You woke up in an unknown bed, hunter instinct kicked in and within seconds you were out of bed ready to fight whoever was around. A soft chuckle got your attention and you turned to see the king of hell sitting in a small seating area, book in his lap and a glass with Craig in hand. Your eyes met across the room and for a minute the look in his brown eyes took your breath away. You had always had some kind of feelings for Crowley, it had started out as attraction but as soon as you started to see more of him you fell hard. The amazing sex only added to that.
"Sleep well, darling?" He asked, his loving eyes never leaving yours. You really didn't know what to do with that new look and the sudden need to call you darling instead of kitten or your name. Also waking up in his bed wasn't something you ever did before. On the rare occasion he brought you here because of thin motel walls, however he always brought you back home after round two or five of sex.
"You know you shouldn't be standing around hell bare feet and half naked, esecially when sick?" There was a small smile ghosting over his lips as his eyes moved up and down your body. Instinctively you crossed your arms although he had seen you naked a million times or so by now. A bit self-conscious and really not sure what to make of this new situation you noticed that indeed you were wearing nothing but one of his shirts and some panties. Again you were not sure what to do with this information.
"And here I thought it's always hot in hell" you tried to joke, but with your nervousness it fell flat.
"Get back in bed and I'll get you hot soup"
"You don't have to…" you looked over at the book he put down "If you're busy I can just go…"
"And get back to not taking care of yourself?" he shot you an annoyed look "Not happening. Besides… It's just research for the chipmunk brothers."
That surprised you. Why on earth -or hell - would Crowley help them without serious blackmail?

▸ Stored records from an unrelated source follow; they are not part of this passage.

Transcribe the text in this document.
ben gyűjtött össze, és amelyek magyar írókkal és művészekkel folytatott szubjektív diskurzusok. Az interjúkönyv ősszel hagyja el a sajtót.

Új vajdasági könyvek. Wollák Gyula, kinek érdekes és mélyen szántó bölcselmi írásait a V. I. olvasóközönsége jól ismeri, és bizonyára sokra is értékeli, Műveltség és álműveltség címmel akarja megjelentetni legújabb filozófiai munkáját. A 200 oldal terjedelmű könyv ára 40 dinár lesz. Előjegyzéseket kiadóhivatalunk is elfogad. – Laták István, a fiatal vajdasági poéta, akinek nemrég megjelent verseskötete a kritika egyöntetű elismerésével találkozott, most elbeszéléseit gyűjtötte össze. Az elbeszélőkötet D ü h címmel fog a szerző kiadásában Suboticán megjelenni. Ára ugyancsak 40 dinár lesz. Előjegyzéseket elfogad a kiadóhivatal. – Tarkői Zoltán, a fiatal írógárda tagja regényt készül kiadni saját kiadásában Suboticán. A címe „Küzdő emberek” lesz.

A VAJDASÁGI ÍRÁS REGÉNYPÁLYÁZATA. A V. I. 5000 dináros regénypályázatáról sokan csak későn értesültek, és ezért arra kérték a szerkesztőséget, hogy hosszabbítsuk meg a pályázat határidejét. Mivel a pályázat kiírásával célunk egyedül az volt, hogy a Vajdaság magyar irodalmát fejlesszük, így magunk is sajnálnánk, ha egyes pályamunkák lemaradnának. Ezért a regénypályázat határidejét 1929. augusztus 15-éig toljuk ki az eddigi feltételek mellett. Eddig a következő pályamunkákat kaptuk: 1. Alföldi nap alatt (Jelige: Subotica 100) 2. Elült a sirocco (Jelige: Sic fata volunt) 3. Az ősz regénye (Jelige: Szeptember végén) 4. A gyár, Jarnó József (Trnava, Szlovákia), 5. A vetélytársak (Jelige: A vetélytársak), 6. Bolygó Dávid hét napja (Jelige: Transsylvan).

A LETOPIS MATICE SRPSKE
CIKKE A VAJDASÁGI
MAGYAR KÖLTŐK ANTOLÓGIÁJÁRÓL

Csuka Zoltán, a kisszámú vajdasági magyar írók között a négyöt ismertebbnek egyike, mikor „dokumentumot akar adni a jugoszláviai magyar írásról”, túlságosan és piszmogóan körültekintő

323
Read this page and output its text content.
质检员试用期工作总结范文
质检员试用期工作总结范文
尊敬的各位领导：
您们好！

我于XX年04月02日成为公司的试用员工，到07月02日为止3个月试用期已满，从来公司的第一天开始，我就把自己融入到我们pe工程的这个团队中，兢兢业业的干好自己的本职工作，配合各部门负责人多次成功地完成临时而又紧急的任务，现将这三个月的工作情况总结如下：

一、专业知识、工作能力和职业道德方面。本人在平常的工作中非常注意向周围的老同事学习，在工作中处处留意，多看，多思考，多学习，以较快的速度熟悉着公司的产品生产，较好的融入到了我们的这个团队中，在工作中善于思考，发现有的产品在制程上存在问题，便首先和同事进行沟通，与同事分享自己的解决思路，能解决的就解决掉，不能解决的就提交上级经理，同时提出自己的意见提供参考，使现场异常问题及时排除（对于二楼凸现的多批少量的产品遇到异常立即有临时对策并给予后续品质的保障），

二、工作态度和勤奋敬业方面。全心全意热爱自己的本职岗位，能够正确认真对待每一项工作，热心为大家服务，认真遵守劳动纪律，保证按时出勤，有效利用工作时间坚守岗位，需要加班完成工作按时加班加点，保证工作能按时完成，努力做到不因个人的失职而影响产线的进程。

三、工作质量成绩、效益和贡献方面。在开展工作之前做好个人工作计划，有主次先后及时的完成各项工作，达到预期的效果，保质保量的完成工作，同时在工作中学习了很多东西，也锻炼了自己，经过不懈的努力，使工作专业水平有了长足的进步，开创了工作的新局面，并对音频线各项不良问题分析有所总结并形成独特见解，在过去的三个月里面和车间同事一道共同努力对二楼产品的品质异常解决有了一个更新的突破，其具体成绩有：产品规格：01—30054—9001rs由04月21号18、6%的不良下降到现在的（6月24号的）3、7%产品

You took a good look at the book he had been reading and recognised it from your own research.
But before you could ask about it, you felt Crowley's arms wrap around you from behind and within an instant you felt the tingly feeling of teleportation course through your body. With a sneeze you opened your eyes a second later only to see he hadn't taken you far. Both of you were back in bed, his arms still around you.
"I could have walked, you know"
"I don't care" He whispered "I like holding you."
"Crowley…" you swallowed "Did a djinn get me or something? Or did I die and you postpone telling me my soul won't go upstairs?"
"Why would you think that?" His forehead touched your shoulder and you felt him press a light kiss on your neck. The small touch send shivers all through your body, you had always been sensitive to his touch loving the way he could make you feel but this tender carefulness made you feel a new kind of spark one that caused your heart to beat faster.
"You're… different." you answered, closing your eyes to shut out the inevitable realisation that this wasn't him "You don't take care of me. You don't call me darling. You don't help me help the boys. You don't care about me."
You waited for the shoe to drop, waited for him to see what you saw all along. You knew what you were getting into when the sex became a regular thing, you hadn't cared all you wanted was for him to be close and after a while you told yourself waking up alone was the smallest price to pay for that.
"You really want to talk feelings" There was a sight behind you and you felt the arms, still around you, wrap even tighter, "First, darling, this is an exception" You held your breath and squeezed your eyes shut more, not wanting to hear it but also unable to leave the safety of his arms "I'm only helping Moose and Squirrel because you're sick and I need you to rest without feeling like people die because you need to take time to get better. I'm the king of hell, I am not and never will be their personal secretary.
Second… And this is the hard part when you're not even supposed to have feelings... but I do care. About you. And I hate how you think you don't matter to me. How you suggested I just go find someone to replace you. How you're keeping your eyes shut now, afraid to let me see.
I know if we're honest neither of us expected me to feel this way when we started sleeping together, but things do change and… And if you give me, us, a chance I'll show you exactly how we can have THIS kind of relationship."